I am confounded by iis7.5 and iis 6.
I am trying to follow a Lynda.com training course. It instructs me to install wamp and then open Apache(?).
When I type h t t p://localhost/, I get iis 7.5 opening, I have been told to uninstall it, I have, but I have no change.
I then found I had iis 6 also. I cannot get rid of either of them. So I cannot proceed with the training. 
I have found methods to clear off the iis's but none have worked.
Any ideas please.
Hob


----------



## Laxer (Dec 28, 2010)

Hello Hob,

Are you using a local copy, local server or web server?

If local-> How to install Apache (and PHP+MySQL) on Windows: setting up Apache - Web design tips & tricks
If local server-> Install Apache - How to Install the Apache Web Server on Linux
If web server contact them and request a switch to apache.


----------



## hobittual (Oct 29, 2009)

Hi there.
It started by installing WAMP as per Lynda.com's instructions. I do not get the prescribed screen when I use the address ://localhost/, I get a iis 7 screen. It has been pointed out that this is just an html page and Apache could be reading it. I need to have the correct screen appear before I can carry on, so I need to find out what that is, again, and I will get back on here with more of an idea.
Thanks for your time.
Hob


----------



## Laxer (Dec 28, 2010)

*WAMP = Windows * Apache * MySQL * PHP*

IIS != apache

Are you using a local copy, local server or web server?


----------



## reventon (Oct 16, 2009)

How sure are you that IIS is uninstalled?

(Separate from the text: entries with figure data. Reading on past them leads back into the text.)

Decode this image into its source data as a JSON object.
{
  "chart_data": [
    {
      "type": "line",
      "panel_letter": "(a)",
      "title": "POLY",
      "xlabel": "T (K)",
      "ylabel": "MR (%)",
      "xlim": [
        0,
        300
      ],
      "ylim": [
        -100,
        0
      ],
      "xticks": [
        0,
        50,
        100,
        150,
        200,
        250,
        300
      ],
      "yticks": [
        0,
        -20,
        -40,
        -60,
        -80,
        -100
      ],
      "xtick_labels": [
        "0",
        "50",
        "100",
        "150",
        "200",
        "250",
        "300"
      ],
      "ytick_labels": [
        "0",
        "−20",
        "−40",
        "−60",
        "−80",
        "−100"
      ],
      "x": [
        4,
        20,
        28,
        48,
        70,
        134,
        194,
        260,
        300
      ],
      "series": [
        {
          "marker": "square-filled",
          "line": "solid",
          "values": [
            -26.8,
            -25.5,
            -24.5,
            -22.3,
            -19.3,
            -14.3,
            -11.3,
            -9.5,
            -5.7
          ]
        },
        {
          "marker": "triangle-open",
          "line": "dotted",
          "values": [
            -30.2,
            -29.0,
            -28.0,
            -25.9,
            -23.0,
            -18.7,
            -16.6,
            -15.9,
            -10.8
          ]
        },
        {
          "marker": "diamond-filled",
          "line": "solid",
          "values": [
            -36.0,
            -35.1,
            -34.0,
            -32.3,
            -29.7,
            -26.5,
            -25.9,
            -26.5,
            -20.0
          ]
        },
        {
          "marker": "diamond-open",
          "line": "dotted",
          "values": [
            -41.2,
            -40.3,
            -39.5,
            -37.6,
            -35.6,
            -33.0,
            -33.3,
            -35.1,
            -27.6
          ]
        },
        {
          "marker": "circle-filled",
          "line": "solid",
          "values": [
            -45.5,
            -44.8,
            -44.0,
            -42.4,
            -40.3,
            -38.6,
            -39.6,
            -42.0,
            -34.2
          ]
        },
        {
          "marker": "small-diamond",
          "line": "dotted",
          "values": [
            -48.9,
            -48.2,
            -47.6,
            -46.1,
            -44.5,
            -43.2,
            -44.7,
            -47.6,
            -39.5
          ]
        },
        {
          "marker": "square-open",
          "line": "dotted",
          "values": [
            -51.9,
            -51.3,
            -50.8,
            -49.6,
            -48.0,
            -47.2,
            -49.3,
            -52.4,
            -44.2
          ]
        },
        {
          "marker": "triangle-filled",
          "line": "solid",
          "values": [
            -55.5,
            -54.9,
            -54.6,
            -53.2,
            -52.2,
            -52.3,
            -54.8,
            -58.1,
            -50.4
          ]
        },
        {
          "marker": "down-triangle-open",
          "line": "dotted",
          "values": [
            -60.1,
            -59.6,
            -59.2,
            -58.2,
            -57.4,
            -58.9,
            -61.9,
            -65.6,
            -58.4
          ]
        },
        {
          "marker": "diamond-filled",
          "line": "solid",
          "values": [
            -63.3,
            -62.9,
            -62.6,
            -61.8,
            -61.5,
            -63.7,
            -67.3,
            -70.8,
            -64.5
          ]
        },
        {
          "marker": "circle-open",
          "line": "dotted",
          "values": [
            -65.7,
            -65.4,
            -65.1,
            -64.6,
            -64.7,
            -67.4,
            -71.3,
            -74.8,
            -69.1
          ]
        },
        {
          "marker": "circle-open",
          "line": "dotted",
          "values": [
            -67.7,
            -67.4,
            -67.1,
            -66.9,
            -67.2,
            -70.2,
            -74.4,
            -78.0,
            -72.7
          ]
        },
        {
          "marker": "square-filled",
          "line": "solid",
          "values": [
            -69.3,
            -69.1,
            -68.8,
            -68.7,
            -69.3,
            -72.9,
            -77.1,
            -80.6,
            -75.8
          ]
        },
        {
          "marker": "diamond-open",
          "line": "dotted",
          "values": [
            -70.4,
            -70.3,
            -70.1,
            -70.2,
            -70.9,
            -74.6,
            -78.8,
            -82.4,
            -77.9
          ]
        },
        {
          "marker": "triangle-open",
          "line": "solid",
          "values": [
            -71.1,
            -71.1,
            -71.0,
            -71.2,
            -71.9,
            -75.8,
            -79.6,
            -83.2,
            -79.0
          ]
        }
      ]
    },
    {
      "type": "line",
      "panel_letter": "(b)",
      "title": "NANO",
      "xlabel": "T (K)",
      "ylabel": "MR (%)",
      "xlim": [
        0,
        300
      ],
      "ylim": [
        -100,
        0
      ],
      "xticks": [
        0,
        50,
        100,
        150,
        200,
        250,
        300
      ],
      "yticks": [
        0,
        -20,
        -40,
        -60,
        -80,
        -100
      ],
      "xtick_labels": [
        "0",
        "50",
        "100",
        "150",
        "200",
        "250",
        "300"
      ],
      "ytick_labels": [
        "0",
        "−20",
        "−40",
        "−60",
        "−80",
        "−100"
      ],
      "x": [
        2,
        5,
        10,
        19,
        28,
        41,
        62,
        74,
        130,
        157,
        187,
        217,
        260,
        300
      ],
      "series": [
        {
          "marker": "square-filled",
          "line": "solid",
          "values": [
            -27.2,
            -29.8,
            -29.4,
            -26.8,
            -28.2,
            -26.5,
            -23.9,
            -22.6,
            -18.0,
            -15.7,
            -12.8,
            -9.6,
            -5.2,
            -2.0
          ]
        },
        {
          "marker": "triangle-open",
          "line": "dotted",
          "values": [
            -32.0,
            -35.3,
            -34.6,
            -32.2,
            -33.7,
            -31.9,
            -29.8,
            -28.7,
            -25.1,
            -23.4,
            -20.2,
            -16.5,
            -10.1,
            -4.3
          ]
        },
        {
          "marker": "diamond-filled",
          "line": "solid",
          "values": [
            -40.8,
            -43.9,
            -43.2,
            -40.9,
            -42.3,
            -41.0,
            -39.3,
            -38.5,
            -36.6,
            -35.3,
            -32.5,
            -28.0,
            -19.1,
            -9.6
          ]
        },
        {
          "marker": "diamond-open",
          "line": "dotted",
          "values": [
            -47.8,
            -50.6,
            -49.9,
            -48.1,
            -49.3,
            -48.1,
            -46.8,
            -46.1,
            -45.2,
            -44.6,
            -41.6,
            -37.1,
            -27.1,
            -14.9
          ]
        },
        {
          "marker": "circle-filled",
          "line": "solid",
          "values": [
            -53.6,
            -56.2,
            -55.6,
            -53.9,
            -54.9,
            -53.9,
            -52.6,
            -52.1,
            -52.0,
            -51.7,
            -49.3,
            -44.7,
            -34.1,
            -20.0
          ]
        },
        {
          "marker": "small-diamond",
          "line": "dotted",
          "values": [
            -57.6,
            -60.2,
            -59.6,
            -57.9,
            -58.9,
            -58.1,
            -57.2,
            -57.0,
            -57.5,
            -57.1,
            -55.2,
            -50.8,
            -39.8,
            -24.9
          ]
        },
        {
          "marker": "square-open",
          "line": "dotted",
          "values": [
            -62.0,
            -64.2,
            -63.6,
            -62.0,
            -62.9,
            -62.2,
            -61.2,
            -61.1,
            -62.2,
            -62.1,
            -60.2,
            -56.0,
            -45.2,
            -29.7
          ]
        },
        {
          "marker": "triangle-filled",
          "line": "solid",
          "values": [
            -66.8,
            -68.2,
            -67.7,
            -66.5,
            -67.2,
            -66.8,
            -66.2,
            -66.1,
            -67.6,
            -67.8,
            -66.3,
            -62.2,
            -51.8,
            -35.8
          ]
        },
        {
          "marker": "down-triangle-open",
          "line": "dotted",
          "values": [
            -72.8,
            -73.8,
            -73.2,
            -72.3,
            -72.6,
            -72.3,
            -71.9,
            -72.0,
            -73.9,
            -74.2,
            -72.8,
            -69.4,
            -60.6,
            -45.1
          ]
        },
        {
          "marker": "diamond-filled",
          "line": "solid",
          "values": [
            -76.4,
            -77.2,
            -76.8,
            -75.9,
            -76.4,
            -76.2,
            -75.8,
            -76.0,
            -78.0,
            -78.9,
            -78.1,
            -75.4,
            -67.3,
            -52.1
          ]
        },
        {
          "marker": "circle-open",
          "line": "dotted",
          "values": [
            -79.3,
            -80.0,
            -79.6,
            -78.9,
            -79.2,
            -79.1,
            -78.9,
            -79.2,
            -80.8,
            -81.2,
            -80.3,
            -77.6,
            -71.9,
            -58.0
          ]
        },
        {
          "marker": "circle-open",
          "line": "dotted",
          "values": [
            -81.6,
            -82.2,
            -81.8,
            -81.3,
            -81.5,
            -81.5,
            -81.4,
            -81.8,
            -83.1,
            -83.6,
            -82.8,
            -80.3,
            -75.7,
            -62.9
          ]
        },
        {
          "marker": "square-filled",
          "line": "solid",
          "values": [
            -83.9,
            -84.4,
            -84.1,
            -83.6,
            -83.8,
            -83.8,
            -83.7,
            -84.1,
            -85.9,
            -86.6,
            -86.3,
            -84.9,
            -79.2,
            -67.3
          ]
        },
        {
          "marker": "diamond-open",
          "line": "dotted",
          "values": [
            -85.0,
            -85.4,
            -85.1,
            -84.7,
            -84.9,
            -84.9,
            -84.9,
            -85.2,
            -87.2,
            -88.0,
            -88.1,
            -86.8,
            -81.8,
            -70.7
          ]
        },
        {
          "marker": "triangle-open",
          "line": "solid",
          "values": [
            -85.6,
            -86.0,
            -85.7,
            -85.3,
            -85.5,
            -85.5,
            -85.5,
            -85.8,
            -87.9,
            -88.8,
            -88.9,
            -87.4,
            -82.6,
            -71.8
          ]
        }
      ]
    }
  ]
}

Go to Start -> type "turn windows features on or off" (it may be called something different in Vista) and make sure the IIS boxes are unticked.


----------



## hobittual (Oct 29, 2009)

Laxer said:


> *WAMP = Windows * Apache * MySQL * PHP*
> 
> IIS != apache
> 
> Are you using a local copy, local server or web server?


I believe I am using a local server, especially as I don't know what Local copy means. I don't understand what you mean by " IIS !=apache "




reventon said:


> How sure are you that IIS is uninstalled?
> 
> Go to Start -> type "turn windows features on or off" (it may be called something different in Vista) and make sure the IIS boxes are unticked.


This is what I can see:










So I don't understand where it is going wrong.

I seem to be digging a bigger whole as I go here!!!!
Thanks
Hob


----------



## reventon (Oct 16, 2009)

Untick the "World Wide Web Services" (under Internet Information Services).


----------



## Laxer (Dec 28, 2010)

reventon said:


> Untick the "World Wide Web Services" (under Internet Information Services).


Once that is done follow this tutorial -> How to install Apache (and PHP+MySQL) on Windows: setting up Apache - Web design tips & tricks


----------